本研究成功在Si(100)及c-Sapphire基板上，成長出垂直於基板表面之氮化鎵奈米柱，其藉由掃描式電子顯微鏡(SEM)、穿透式電子顯微鏡(TEM)、顯微光致激發光譜儀(Micro-PL)，以驗證為六角形晶體(Hexagonal structure)、c-plane成長方向、低缺陷濃度且能隙約為3.42eV。另外以氮化鎂(Mg2N3)作摻雜物質以成長p型氮化鎵，藉由摻雜物質蒸氣壓之提升，輔以Micro-PL測量氮化鎵特徵峰往高波長移動以驗證p型氮化鎵之形成，進而成長了具p−n接面之氮化鎵奈米柱，並製作為發光二極體。由元件之電流−電壓整流曲線可證實p−n接面之存在。此外，在30 mA之驅動電流下，也觀察到紫色的電致發光現象。

然，為了改善需於高驅動電壓與電流才可電致發光之問題，其為使電子電洞復合效率提高，其本研究藉由銦摻雜於氮化鎵晶體以形成氮化銦鎵，其藉由銦組成含量以調控能隙大小，使其併入p-n結構中而形成量子井以提高電子電洞復合之機率。本研究將藉以銦金屬、鎵金屬與氮氣成長氮化銦鎵晶體於氮化鎵奈米柱，並藉由X光繞射儀(XRD)與Micro-PL，以判別氮化銦鎵之生成與能隙，並接續於氮化銦鎵晶體上成長p型氮化鎵晶體，進而成長具p-i-n結構之單一量子井發光二極體元件，本研究亦藉由TEM以分析接面所產生之缺陷並進行電性量測。然，由元件之電流−電壓整流曲線可證實p−n接面之存在，但具有明顯之並聯與串聯電阻。其電性結果亦可證明我們所成長之p-i-n接面具有較多之缺陷而造成非輻射複合效率高而未能觀測有電致發光之現象。

GaN is an excellent semiconductor material for applications of light emitting diode, laser diode, sensor and high mobility transistor due to its intrinsic property. The anisotropic property of 1-D nano-structure has been applied in many fields such as optoelectronic devices. In this work, we combine these two advantages and present a self-developed PECVD system for the 1-D nano structural GaN growth. The GaN nanorods are grown via self-assembled mechanism while using Gallium metal and Nitrogen as the GaN precursors.

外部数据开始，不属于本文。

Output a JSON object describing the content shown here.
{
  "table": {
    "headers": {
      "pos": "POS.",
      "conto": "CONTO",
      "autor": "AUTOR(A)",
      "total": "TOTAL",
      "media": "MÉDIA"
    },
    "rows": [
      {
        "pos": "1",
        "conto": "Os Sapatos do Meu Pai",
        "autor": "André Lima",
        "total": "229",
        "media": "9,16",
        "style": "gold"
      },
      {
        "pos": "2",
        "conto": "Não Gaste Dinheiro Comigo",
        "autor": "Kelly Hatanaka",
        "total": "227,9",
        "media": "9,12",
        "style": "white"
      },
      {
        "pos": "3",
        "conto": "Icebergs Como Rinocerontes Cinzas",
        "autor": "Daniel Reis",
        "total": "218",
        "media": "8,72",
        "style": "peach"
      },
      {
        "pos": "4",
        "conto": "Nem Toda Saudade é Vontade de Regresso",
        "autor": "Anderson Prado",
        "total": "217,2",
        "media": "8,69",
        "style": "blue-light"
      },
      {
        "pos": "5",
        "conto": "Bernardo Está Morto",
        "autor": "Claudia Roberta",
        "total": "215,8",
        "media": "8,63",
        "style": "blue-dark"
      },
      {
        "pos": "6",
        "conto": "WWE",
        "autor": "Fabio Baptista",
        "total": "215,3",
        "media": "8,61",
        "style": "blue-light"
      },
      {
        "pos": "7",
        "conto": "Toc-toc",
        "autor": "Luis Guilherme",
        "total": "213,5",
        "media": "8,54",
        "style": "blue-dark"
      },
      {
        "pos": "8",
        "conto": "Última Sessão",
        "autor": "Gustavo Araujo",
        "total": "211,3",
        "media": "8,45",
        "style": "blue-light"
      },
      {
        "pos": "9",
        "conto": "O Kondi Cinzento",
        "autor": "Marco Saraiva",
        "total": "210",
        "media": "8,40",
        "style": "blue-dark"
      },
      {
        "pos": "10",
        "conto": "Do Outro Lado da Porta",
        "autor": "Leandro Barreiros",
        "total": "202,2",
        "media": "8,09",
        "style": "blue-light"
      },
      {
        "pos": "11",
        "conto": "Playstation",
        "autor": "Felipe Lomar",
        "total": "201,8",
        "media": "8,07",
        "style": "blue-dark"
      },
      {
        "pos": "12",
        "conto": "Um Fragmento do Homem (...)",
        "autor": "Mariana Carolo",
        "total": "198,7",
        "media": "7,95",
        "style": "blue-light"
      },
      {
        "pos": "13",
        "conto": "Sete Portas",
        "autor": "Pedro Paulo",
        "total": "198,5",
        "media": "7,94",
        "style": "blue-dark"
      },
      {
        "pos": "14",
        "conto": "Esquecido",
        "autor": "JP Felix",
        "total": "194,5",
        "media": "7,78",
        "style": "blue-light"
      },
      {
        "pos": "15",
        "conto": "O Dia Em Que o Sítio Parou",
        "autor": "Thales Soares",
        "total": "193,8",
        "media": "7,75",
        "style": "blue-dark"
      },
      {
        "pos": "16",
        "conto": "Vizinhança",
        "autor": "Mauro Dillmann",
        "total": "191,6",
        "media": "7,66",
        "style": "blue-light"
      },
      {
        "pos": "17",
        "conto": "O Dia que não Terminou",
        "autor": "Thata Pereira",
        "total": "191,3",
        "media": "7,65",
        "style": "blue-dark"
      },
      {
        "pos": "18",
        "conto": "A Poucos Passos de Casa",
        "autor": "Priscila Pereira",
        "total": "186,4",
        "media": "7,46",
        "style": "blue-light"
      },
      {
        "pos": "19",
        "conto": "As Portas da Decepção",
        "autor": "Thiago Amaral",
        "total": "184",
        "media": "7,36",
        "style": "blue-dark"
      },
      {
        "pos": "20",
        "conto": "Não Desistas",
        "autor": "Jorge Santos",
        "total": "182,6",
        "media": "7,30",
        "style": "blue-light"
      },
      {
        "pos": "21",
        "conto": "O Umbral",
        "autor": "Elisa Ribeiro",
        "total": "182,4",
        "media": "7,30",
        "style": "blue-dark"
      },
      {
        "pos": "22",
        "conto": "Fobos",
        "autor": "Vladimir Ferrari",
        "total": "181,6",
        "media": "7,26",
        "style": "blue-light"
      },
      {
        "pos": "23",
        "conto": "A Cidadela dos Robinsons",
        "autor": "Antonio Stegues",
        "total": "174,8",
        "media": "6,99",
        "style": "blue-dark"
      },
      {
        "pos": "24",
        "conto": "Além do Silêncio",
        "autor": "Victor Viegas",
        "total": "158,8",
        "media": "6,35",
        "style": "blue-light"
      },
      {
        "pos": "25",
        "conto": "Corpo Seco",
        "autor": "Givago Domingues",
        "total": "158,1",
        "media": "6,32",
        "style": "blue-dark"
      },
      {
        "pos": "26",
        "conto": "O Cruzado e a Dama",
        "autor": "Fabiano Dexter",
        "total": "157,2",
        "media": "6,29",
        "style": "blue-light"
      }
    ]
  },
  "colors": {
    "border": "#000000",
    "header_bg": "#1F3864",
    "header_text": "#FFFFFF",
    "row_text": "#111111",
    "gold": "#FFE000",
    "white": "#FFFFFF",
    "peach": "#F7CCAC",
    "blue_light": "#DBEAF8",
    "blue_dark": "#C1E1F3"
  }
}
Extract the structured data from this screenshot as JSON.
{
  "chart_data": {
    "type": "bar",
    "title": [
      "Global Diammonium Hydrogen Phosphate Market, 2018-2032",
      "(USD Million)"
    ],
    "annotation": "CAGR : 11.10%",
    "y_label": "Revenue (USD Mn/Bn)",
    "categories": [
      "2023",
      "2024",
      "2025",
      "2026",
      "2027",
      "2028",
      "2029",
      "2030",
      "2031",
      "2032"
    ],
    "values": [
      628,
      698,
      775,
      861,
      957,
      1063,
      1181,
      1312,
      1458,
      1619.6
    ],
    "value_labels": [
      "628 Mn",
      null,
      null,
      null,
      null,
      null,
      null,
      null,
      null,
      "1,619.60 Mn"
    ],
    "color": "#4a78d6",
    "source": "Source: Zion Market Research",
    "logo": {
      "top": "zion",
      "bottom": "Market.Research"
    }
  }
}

In this study, the vertically-aligned GaN nanorods are successfully grown on both the Si (100) and c-sapphire substrate. The nanorods morphology and crystal quality are investigated by the Scanning Electron Microscope (SEM), Transmission Electron Microscopy (TEM) and Micro- Photoluminescence (Micro-PL) to identify. The analytic results for the GaN nanorods, which possess the Hexagonal structure, prefer c-plane orientation, low defect density and a band gap about 3.4eV. We also used the Magnesium nitride (Mg3N2) as the p-type GaN dopant precursor, then analyzed by the Micro-PL. In the Micro-PL result, we observed the Near-Band-Edge peak red shift indicating that the existence of p-type GaN.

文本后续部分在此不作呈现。